HLM rose délavé, 4 étages, des années 70,
entre le trottoir et la façade, un bosquet de buis, trois beaux platanes, une petite pelouse plus ou moins entretenue. Petit balcon avec barreaux en étage. au rez-de-chaussée une série de fenêtres horizontales.
au rez-de-chaussée gauche, sur le rebord des jardinières de géraniums vermillon reposent devant des stores blanchâtres souvent à demi ouverts. Vers 7 h du matin, été comme hiver, la fenêtre du séjour s’ouvre. Ça permet de mieux respirer durant la séance de gymnastique chinoise (ce n’est pas du taïchi) de ce petit homme, un peu chauve, plus jeune. Son origine asiatique ne me permet pas d’évaluer son âge. Après il refermera la fenêtre, mais entre temps, j’ai pu voir un grand drapeau français, une grosse télévision au fond du séjour, une tablette avec un écran d’ordinateur. Une femme asiatique vit aussi dans cet appartement.

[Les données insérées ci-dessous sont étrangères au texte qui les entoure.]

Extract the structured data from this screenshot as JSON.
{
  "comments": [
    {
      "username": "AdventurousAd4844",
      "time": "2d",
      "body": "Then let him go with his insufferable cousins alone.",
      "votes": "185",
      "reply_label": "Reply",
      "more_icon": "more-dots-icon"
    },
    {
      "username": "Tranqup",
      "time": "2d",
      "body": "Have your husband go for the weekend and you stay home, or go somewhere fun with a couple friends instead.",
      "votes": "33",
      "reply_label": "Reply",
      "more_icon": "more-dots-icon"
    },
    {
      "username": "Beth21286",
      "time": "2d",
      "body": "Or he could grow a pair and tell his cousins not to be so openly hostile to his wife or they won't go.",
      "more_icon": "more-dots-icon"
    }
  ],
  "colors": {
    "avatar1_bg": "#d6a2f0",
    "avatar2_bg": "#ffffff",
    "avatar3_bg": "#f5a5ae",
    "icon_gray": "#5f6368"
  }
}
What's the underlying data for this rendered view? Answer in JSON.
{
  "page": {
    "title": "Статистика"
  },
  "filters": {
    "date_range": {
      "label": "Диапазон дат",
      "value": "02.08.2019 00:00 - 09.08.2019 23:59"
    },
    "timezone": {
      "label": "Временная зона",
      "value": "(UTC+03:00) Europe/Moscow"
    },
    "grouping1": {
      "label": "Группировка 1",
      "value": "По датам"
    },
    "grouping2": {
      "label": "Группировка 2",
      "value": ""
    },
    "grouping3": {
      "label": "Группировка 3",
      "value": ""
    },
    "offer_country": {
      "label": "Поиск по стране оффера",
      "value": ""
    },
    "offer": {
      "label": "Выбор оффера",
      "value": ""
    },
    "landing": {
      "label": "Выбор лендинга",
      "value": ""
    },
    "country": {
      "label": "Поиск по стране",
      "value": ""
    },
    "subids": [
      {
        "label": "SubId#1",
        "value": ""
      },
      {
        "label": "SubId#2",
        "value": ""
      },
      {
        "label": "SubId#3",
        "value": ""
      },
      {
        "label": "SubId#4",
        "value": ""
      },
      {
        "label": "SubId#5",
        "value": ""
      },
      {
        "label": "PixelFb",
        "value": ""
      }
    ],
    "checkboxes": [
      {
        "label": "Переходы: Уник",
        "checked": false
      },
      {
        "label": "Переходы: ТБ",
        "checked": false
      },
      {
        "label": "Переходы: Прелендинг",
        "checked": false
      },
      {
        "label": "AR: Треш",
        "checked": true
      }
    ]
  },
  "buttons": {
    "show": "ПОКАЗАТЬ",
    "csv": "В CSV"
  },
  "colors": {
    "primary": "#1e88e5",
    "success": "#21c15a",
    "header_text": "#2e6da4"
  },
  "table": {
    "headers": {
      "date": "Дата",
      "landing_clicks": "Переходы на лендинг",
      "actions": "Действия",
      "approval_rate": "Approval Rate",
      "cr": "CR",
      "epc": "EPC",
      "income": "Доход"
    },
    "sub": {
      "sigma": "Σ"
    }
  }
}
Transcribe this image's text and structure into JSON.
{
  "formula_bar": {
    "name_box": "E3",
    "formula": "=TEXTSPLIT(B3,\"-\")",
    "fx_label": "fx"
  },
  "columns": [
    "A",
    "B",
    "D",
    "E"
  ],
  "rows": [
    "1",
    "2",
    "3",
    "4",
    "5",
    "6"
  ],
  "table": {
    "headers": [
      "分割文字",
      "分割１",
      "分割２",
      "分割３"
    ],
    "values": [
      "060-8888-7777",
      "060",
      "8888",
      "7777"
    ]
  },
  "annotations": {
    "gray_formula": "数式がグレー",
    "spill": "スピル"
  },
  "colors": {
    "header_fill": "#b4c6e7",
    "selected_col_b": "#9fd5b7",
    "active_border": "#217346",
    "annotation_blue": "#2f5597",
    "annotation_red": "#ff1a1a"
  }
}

au rez-de-chaussée droite, une cuisine peinte en vert vif et ingrat, une table sous la fenêtre, des placards muraux foncés. Lumière blafarde de néon. Souvent un homme bedonnant assis près de la table sous la fenêtre mange. Il mange la nuit. La soixantaine, il est souvent en tricot de corps blanc. Bras gras, pas sexy.
au premier gauche, un couple, lui adore être torse nu, en short, sur son balcon pour bronzer, assis dans son fauteuil bas de rotin, il écoute de la musique fort, tout le monde en profite, qu’on aime ou pas. Il aime se montrer et il se montre. Elle plus discrète, très discrète même. Tous deux une bonne trentaine, d’origine arabe. Pas d’enfant en vue. Les murs du séjour rouge sang, avec au fond une grande image ou une tapisserie genre paysage de sous-bois avec biches. De loin c’est vraiment moche. De près je ne sais pas.
au premier droite, une femme 70 ans soignée, cheveux blancs impeccables coiffés. Peut-être était-elle coiffeuse. Elle devait être blonde avant. Tout sourire, du type amabilité commerciale quoique trop âgée pour travailler encore. Habillée de vêtements clairs, repassés. Coquette. Elle se lève tôt et parle au téléphone le matin près de sa fenêtre. Elle parle longtemps en regardant la rue derrière ses lunettes. Le regard parti ailleurs mais elle sourit toujours. Rideaux blancs type dentelle industrielle aux fenêtres. On ne voit rien de son intérieur.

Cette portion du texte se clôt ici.